Julius Bitok, Staatssekretär im Bildungsministerium, hat eine detaillierte Aufschlüsselung der jährlichen Pro-Kopf-Zuweisung von 1.400 KSH für öffentliche Grundschulen veröffentlicht, um auf die öffentliche Empörung über die Auszahlung von 95,25 KSH pro Schüler zu reagieren. Er stellte klar, dass sich der Betrag von 95,25 KSH ausschließlich auf Lernmaterialien bezieht.

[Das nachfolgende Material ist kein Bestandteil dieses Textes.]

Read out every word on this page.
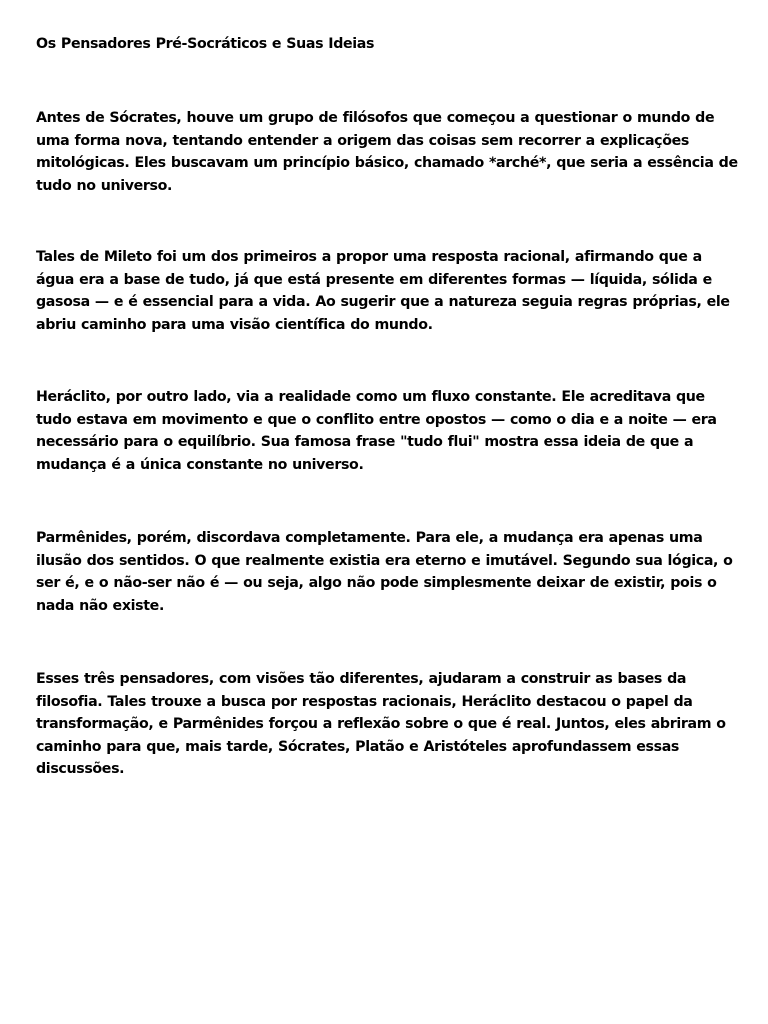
Os Pensadores Pré-Socráticos e Suas Ideias

Antes de Sócrates, houve um grupo de filósofos que começou a questionar o mundo de
uma forma nova, tentando entender a origem das coisas sem recorrer a explicações
mitológicas. Eles buscavam um princípio básico, chamado *arché*, que seria a essência de
tudo no universo.

Tales de Mileto foi um dos primeiros a propor uma resposta racional, afirmando que a
água era a base de tudo, já que está presente em diferentes formas — líquida, sólida e
gasosa — e é essencial para a vida. Ao sugerir que a natureza seguia regras próprias, ele
abriu caminho para uma visão científica do mundo.

Heráclito, por outro lado, via a realidade como um fluxo constante. Ele acreditava que
tudo estava em movimento e que o conflito entre opostos — como o dia e a noite — era
necessário para o equilíbrio. Sua famosa frase "tudo flui" mostra essa ideia de que a
mudança é a única constante no universo.

Parmênides, porém, discordava completamente. Para ele, a mudança era apenas uma
ilusão dos sentidos. O que realmente existia era eterno e imutável. Segundo sua lógica, o
ser é, e o não-ser não é — ou seja, algo não pode simplesmente deixar de existir, pois o
nada não existe.

Esses três pensadores, com visões tão diferentes, ajudaram a construir as bases da
filosofia. Tales trouxe a busca por respostas racionais, Heráclito destacou o papel da
transformação, e Parmênides forçou a reflexão sobre o que é real. Juntos, eles abriram o
caminho para que, mais tarde, Sócrates, Platão e Aristóteles aprofundassem essas
discussões.
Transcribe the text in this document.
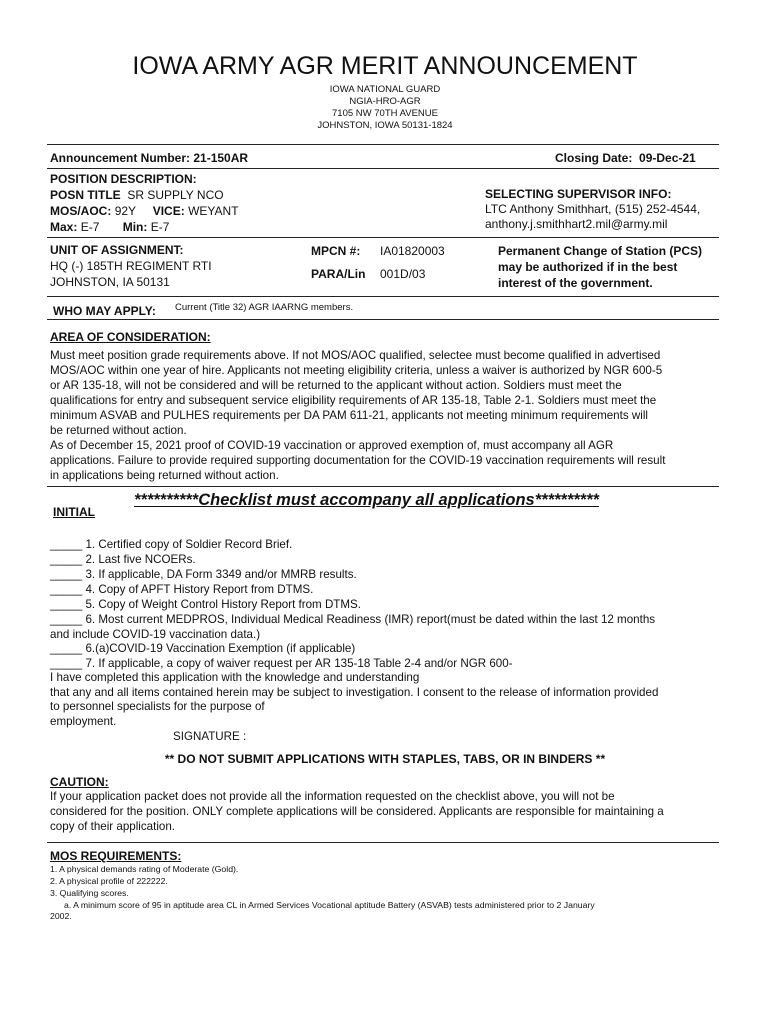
IOWA ARMY AGR MERIT ANNOUNCEMENT
IOWA NATIONAL GUARD
NGIA-HRO-AGR
7105 NW 70TH AVENUE
JOHNSTON, IOWA 50131-1824
Announcement Number: 21-150AR	Closing Date: 09-Dec-21
POSITION DESCRIPTION:
POSN TITLE SR SUPPLY NCO
MOS/AOC: 92Y VICE: WEYANT
Max: E-7 Min: E-7
SELECTING SUPERVISOR INFO:
LTC Anthony Smithhart, (515) 252-4544,
anthony.j.smithhart2.mil@army.mil
UNIT OF ASSIGNMENT:
HQ (-) 185TH REGIMENT RTI
JOHNSTON, IA 50131
MPCN #: IA01820003
PARA/Lin 001D/03
Permanent Change of Station (PCS)
may be authorized if in the best
interest of the government.
WHO MAY APPLY: Current (Title 32) AGR IAARNG members.
AREA OF CONSIDERATION:
Must meet position grade requirements above. If not MOS/AOC qualified, selectee must become qualified in advertised
MOS/AOC within one year of hire. Applicants not meeting eligibility criteria, unless a waiver is authorized by NGR 600-5
or AR 135-18, will not be considered and will be returned to the applicant without action. Soldiers must meet the
qualifications for entry and subsequent service eligibility requirements of AR 135-18, Table 2-1. Soldiers must meet the
minimum ASVAB and PULHES requirements per DA PAM 611-21, applicants not meeting minimum requirements will
be returned without action.
As of December 15, 2021 proof of COVID-19 vaccination or approved exemption of, must accompany all AGR
applications. Failure to provide required supporting documentation for the COVID-19 vaccination requirements will result
in applications being returned without action.
**********Checklist must accompany all applications**********
INITIAL
_____ 1. Certified copy of Soldier Record Brief.
_____ 2. Last five NCOERs.
_____ 3. If applicable, DA Form 3349 and/or MMRB results.
_____ 4. Copy of APFT History Report from DTMS.
_____ 5. Copy of Weight Control History Report from DTMS.
_____ 6. Most current MEDPROS, Individual Medical Readiness (IMR) report(must be dated within the last 12 months
and include COVID-19 vaccination data.)
_____ 6.(a)COVID-19 Vaccination Exemption (if applicable)
_____ 7. If applicable, a copy of waiver request per AR 135-18 Table 2-4 and/or NGR 600-
I have completed this application with the knowledge and understanding
that any and all items contained herein may be subject to investigation. I consent to the release of information provided
to personnel specialists for the purpose of
employment.
SIGNATURE :
** DO NOT SUBMIT APPLICATIONS WITH STAPLES, TABS, OR IN BINDERS **
CAUTION:
If your application packet does not provide all the information requested on the checklist above, you will not be
considered for the position. ONLY complete applications will be considered. Applicants are responsible for maintaining a
copy of their application.
MOS REQUIREMENTS:
1. A physical demands rating of Moderate (Gold).
2. A physical profile of 222222.
3. Qualifying scores.
a. A minimum score of 95 in aptitude area CL in Armed Services Vocational aptitude Battery (ASVAB) tests administered prior to 2 January
2002.
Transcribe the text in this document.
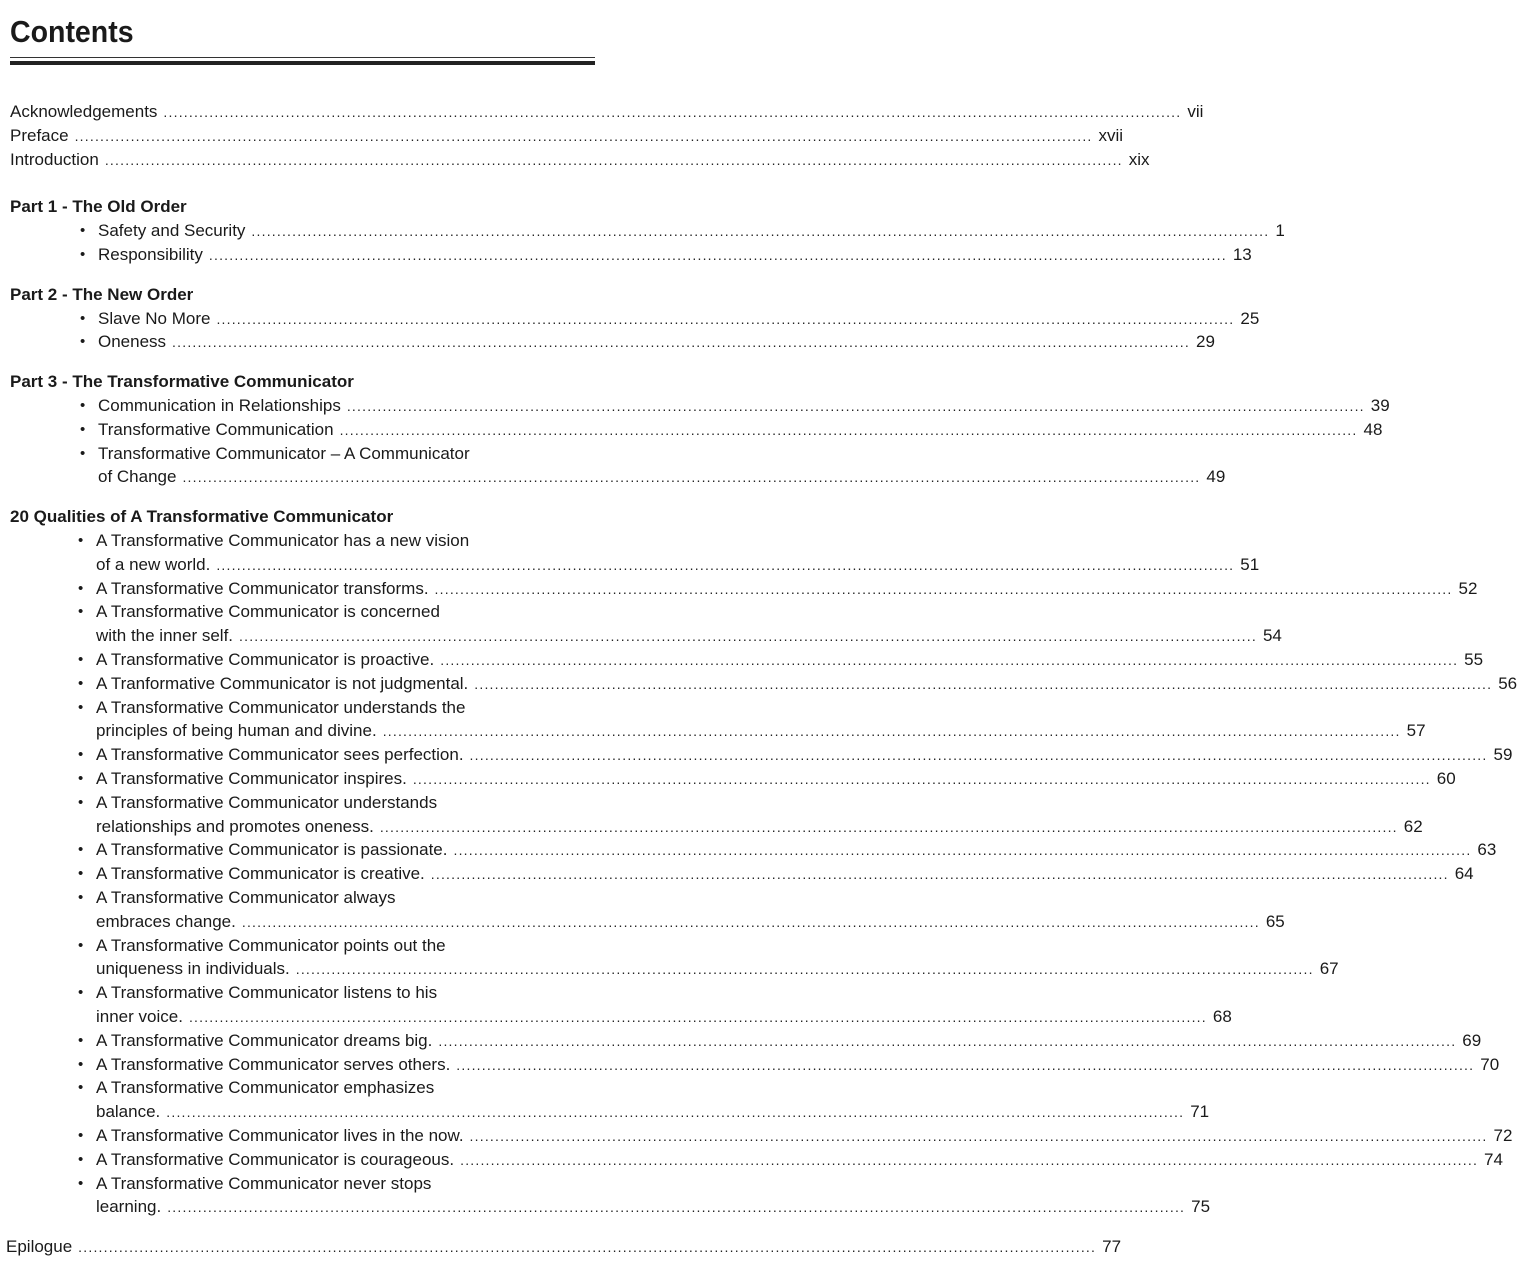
Contents
Acknowledgements ........................................................................................................................................................................................................ vii
Preface ........................................................................................................................................................................................................ xvii
Introduction ........................................................................................................................................................................................................ xix
Part 1 - The Old Order
• Safety and Security ........................................................................................................................................................................................................ 1
• Responsibility ........................................................................................................................................................................................................ 13
Part 2 - The New Order
• Slave No More ........................................................................................................................................................................................................ 25
• Oneness ........................................................................................................................................................................................................ 29
Part 3 - The Transformative Communicator
• Communication in Relationships ........................................................................................................................................................................................................ 39
• Transformative Communication ........................................................................................................................................................................................................ 48
• Transformative Communicator – A Communicator
of Change ........................................................................................................................................................................................................ 49
20 Qualities of A Transformative Communicator
• A Transformative Communicator has a new vision
of a new world. ........................................................................................................................................................................................................ 51
• A Transformative Communicator transforms. ........................................................................................................................................................................................................ 52
• A Transformative Communicator is concerned
with the inner self. ........................................................................................................................................................................................................ 54
• A Transformative Communicator is proactive. ........................................................................................................................................................................................................ 55
• A Tranformative Communicator is not judgmental. ........................................................................................................................................................................................................ 56
• A Transformative Communicator understands the
principles of being human and divine. ........................................................................................................................................................................................................ 57
• A Transformative Communicator sees perfection. ........................................................................................................................................................................................................ 59
• A Transformative Communicator inspires. ........................................................................................................................................................................................................ 60
• A Transformative Communicator understands
relationships and promotes oneness. ........................................................................................................................................................................................................ 62
• A Transformative Communicator is passionate. ........................................................................................................................................................................................................ 63
• A Transformative Communicator is creative. ........................................................................................................................................................................................................ 64
• A Transformative Communicator always
embraces change. ........................................................................................................................................................................................................ 65
• A Transformative Communicator points out the
uniqueness in individuals. ........................................................................................................................................................................................................ 67
• A Transformative Communicator listens to his
inner voice. ........................................................................................................................................................................................................ 68
• A Transformative Communicator dreams big. ........................................................................................................................................................................................................ 69
• A Transformative Communicator serves others. ........................................................................................................................................................................................................ 70
• A Transformative Communicator emphasizes
balance. ........................................................................................................................................................................................................ 71
• A Transformative Communicator lives in the now. ........................................................................................................................................................................................................ 72
• A Transformative Communicator is courageous. ........................................................................................................................................................................................................ 74
• A Transformative Communicator never stops
learning. ........................................................................................................................................................................................................ 75
Epilogue ........................................................................................................................................................................................................ 77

Julius Bitok, Staatssekretär im Bildungsministerium, gab am 29. April eine Klarstellung dazu ab, wie die jährliche Pro-Kopf-Zuweisung von 1.400 KSH auf öffentliche Grundschulen landesweit verteilt wird, nachdem es öffentliche Proteste über die Auszahlung von 95,25 KSH pro Schüler gegeben hatte. "Die aufgeführten Beträge beziehen sich auf den einzelnen Schüler, nicht auf die Schule", erklärte Bitok. Er stellte klar, dass 95,25 KSH für Lernmaterialien wie Bücher und Schreibwaren vorgesehen sind, während 93,08 KSH den Schulbetrieb abdecken, einschließlich Personal, Instandhaltung, Nebenkosten und Prüfungen.

Unter Konto 1 entfallen von den 95,25 KSH 40 KSH auf Übungshefte, 35,25 KSH auf Schreibwaren, 15 KSH auf Lehrerhandbücher und Referenzmaterialien sowie 5 KSH auf die Instandhaltung von Lehrbüchern. Die Gelder wurden bereits auf der Grundlage der Einschreibungsdaten des National Education Management Information System (NEMIS) vom 25. November 2024 auf die Schulkonten überwiesen.

Konto 2 weist 93,08 KSH pro Schüler zu, wobei 20 KSH für Löhne des Hilfspersonals, 23 KSH für Reparaturen, Wartung und Verbesserungen der Einrichtungen, 10 KSH für außerschulische Aktivitäten, 10 KSH für Kapazitätsaufbau und Sitzungen des Verwaltungsausschusses sowie 7 KSH für Prüfungen, Transport, Kommunikation, Hygiene und unvorhergesehene Ausgaben vorgesehen sind. "Die Verwendung der Mittel erfolgt strikt gemäß den Vorgaben, sofern keine anderweitige Genehmigung durch die zuständige Behörde vorliegt", warnte Bitok. Die Direktoren der Bezirke und Unterbezirke müssen die Verwendung überwachen, und die Schulleiter sind angewiesen, die Details an den Anschlagtafeln auszuhängen.